Background and aims:
Copaxone ® is a non-biological complex drug (NBCD) for the treatment of multiple sclerosis. Recently, differently manufactured follow-on glatiramoid drug products (FOGAs) purported to be equivalent to Glatiramer acetate (GA, Copaxone ® -Teva) were authorised for marketing in a few countries; including Polimunol (Synthon) in Argentina. To thoroughly compare GA and Polimunol, an array of standard and emerging technologies have been employed.
The present report compares GA and Polimunol using physicochemical and biological methods: amino acid content, molecular weight distribution, circular dichroism, capillary electrophoresis, dynamic light scattering, Coomassie CBBG-250, Viscotek TDAmax, cation exchange chromatograph (CEX), atomic force microscopy (AFM), NanoSight, ion mobility mass spectrometry (IMMS), immunological characterisation and genome-wide expression profiling.

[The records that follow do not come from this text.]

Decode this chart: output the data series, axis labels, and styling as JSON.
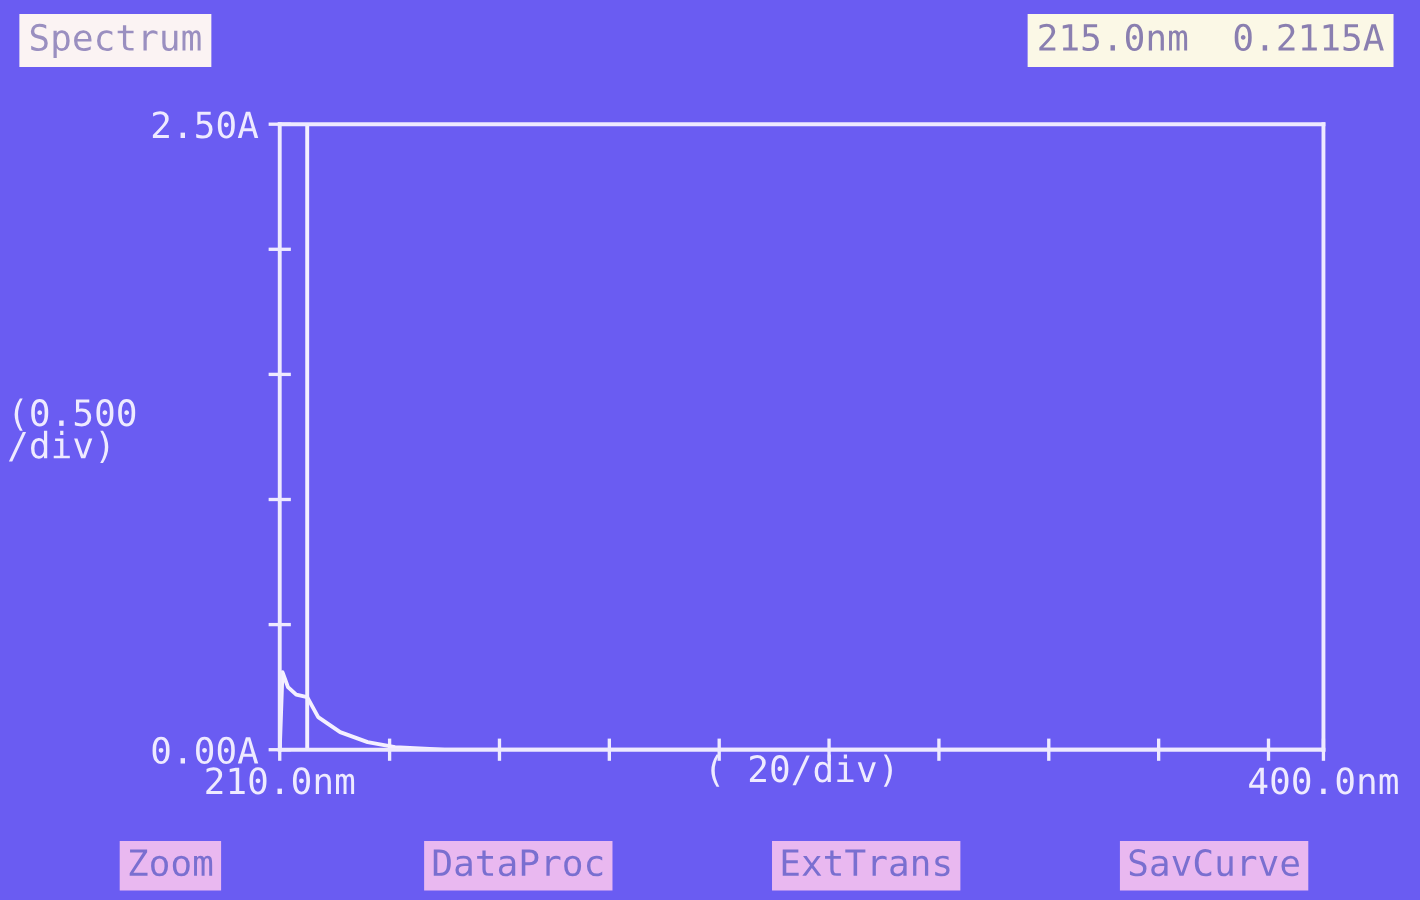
{
  "chart_data": {
    "type": "line",
    "title": "Spectrum",
    "xlabel": "( 20/div)",
    "ylabel": "(0.500\n/div)",
    "x": [
      210,
      210.5,
      211.5,
      213,
      215,
      217,
      221,
      226,
      231,
      240,
      300,
      400
    ],
    "series": [
      {
        "color": "#f4f0ff",
        "values": [
          0,
          0.31,
          0.25,
          0.22,
          0.21,
          0.13,
          0.07,
          0.03,
          0.01,
          0,
          0,
          0
        ]
      }
    ],
    "xlim": [
      210,
      400
    ],
    "xticks": [
      {
        "value": 210,
        "label": "210.0nm"
      },
      {
        "value": 230,
        "label": null
      },
      {
        "value": 250,
        "label": null
      },
      {
        "value": 270,
        "label": null
      },
      {
        "value": 290,
        "label": null
      },
      {
        "value": 310,
        "label": null
      },
      {
        "value": 330,
        "label": null
      },
      {
        "value": 350,
        "label": null
      },
      {
        "value": 370,
        "label": null
      },
      {
        "value": 390,
        "label": null
      },
      {
        "value": 400,
        "label": "400.0nm"
      }
    ],
    "ylim": [
      0,
      2.5
    ],
    "yticks": [
      {
        "value": 0,
        "label": "0.00A"
      },
      {
        "value": 0.5,
        "label": null
      },
      {
        "value": 1.0,
        "label": null
      },
      {
        "value": 1.5,
        "label": null
      },
      {
        "value": 2.0,
        "label": null
      },
      {
        "value": 2.5,
        "label": "2.50A"
      }
    ],
    "ref_lines": [
      {
        "axis": "x",
        "value": 215,
        "color": "#f4f0ff"
      }
    ],
    "annotations": [
      "215.0nm  0.2115A",
      "Zoom",
      "DataProc",
      "ExtTrans",
      "SavCurve"
    ],
    "grid": false,
    "marker": "none",
    "line_style": "solid"
  }
}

Orthogonal high resolution and multi-dimensional analytical methods revealed significant differences between GA and Polimunol (Table 1). Differences in physical properties were found using Viscotek (intrinsic viscosity, hydrodynamic radius and polydispersity), NanoSight (particle size), and the charge distribution of the polypeptides is different for Polimunol compared to GA as demonstrated by CEX. In AFM images, Polimunol demonstrates globular aggregated shapes whereas GA appears as flat string-like structures. The differences in peptide composition were significantly and independently demonstrated via IMMS. Gene expression differences demonstrated functional relevance of observed differences in physical properties.
The totality of evidence showing differences in physical properties, along with functionally relevant biological disparities highlights the need for adequate and well controlled investigations of Polimunol to ensure the safety and wellbeing of MS patients.